Cette convocation avec les Lions de l’Atlas, le Toulousain l’attendait depuis longtemps. Il avait opté pour le Maroc deux ans plus tôt. Mais des soucis administratifs l’ont empêché notamment d’être sélectionné pour les Jeux olympiques 2012, un de ses regrets. Le joueur a en effet eu du mal à retrouver des documents concernant sa grand-mère marocaine, originaire d’Erfoud. Depuis, les choses sont rentrées dans l’ordre.

L’année de la confirmation

Et cette saison, tout semble tourner rond côté terrain pour Adrien Regattin. Le petit milieu de terrain (166cm) s’impose au Téfécé après trois premières années de rodage. « Je pense avoir franchi un palier la saison passée durant laquelle j’ai beaucoup joué, explique-t-il. Les deux années d’avant, j’étais encore stagiaire pro, en formation. Je m’entrainais avec les pros mais je jouais beaucoup plus avec la réserve. Je pense que la saison passée m’a fait beaucoup de bien. Et là, c’est plutôt l’année de la confirmation ».

En Ligue 1, Adrien Regattin enchaîne désormais les prestations convaincantes avec une équipe de Toulouse efficace. « J’ai progressé dans mon jeu, dans le fait de choisir les moments où il faut dribbler, jouer simple, ajoute-t-il. Après, je dois encore beaucoup travailler sur ces aspects-là. J’en suis conscient. Je peux encore progresser dans tous les domaines parce que je travaille beaucoup ».

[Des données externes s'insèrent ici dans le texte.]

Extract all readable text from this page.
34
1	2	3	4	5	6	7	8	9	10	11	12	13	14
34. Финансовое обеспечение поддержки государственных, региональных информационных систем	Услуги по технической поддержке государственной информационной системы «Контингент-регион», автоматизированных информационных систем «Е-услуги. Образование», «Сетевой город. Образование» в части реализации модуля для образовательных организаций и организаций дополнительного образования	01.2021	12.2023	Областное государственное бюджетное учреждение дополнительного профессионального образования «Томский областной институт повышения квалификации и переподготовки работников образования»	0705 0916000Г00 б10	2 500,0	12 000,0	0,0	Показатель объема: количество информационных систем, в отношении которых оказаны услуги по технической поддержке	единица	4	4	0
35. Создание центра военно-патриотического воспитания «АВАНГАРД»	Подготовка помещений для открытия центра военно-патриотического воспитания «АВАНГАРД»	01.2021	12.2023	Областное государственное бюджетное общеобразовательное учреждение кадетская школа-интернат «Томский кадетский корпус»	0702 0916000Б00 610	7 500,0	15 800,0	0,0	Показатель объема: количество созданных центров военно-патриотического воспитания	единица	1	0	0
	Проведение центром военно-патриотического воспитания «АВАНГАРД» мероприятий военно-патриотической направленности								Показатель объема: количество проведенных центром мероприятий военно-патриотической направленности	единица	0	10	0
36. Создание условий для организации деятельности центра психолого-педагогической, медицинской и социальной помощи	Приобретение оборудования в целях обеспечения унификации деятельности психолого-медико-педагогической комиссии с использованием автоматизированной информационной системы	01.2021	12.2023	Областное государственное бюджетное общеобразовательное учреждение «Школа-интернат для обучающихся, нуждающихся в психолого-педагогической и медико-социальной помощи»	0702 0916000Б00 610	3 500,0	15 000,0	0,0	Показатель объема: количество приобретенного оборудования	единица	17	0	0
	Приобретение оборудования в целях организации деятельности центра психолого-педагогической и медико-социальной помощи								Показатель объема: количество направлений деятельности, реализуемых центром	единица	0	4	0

« A Montpellier, ils avaient été assez méchants avec moi »

Adrien Regattin baigne depuis toujours dans le football grâce notamment à un père ex-joueur amateur de bon niveau. « Depuis tout petit, j’ai un ballon entre les pieds, confirme-t-il. J’ai fait un autre sport, du karaté, mais le football, c’était ma vie. Ma mère l’a vu d’entrée. J’ai donc continué et je n’ai pas lâché ».

Le joueur aurait pu pourtant passer à côté d’une carrière professionnelle. « J’ai commencé le football à l’âge de 8 ans en région parisienne, à Champigny-sur-Marne, raconte-t-il. Mes parents ont malheureusement divorcé. J’ai suivi ma mère dans le sud de la France, à Montpellier, où j’ai été formé jusqu’à l’âge de 14 ans. Ils ne m’ont pas gardé. J’ai ensuite passé trois années au FC Sète où ça s’est très bien passé. Ils m’ont redonné confiance en moi. Toulouse est enfin venu me récupérer. C’était il y a presque quatre ans ».

Depuis, Adrien Regattin a mis de côté le couac montpelliérain mais il n’oublie pas : « Quand je me suis fait virer de Montpellier à l’âge de 14 ans, ça m’a fait mal. Mais je n’avais qu’une envie : leur prouver que je pouvais réussir. Parce qu’ils avaient été assez méchants avec moi. Quand je suis parti au FC Sète, j’ai beaucoup travaillé. Je suis tombé sur de très bons entraîneurs. Ils m’ont rendu confiance. Ça m’a fait beaucoup de bien. J’ai réussi et je remercie tous les gens qui m’ont aidé. »

Objectif CAN 2013

Adrien Regattin rêve désormais de disputer la CAN 2013 (19 janvier-10 février 2013) avec le Maroc. « J’y pense souvent, confie ce fan de Marouane Chamakh. Je vais tout faire avec mon club pour prouver que je peux être sélectionné. Mais si le sélectionneur (Rachid Taoussi) ne fait pas appel à moi, je serai le premier supporter du Maroc ».

Le natif de Champigny le sait: avec une toute petite cape au compteur et la vive concurrence des Assaïdi, Boussoufa, Taarabt, Barrada ou Belhanda, il aura du mal à faire son trou parmi les 23. Mais il préfère positiver, comme souvent : « Il y a vraiment de très très grands joueurs en équipe du Maroc. C’est pour ça que j’ai choisi cette sélection. Parce qu’on peut faire quelque chose. Le peuple marocain attend un trophée depuis longtemps. […] Pourquoi pas cette année ? On a les qualités pour », conclut-il.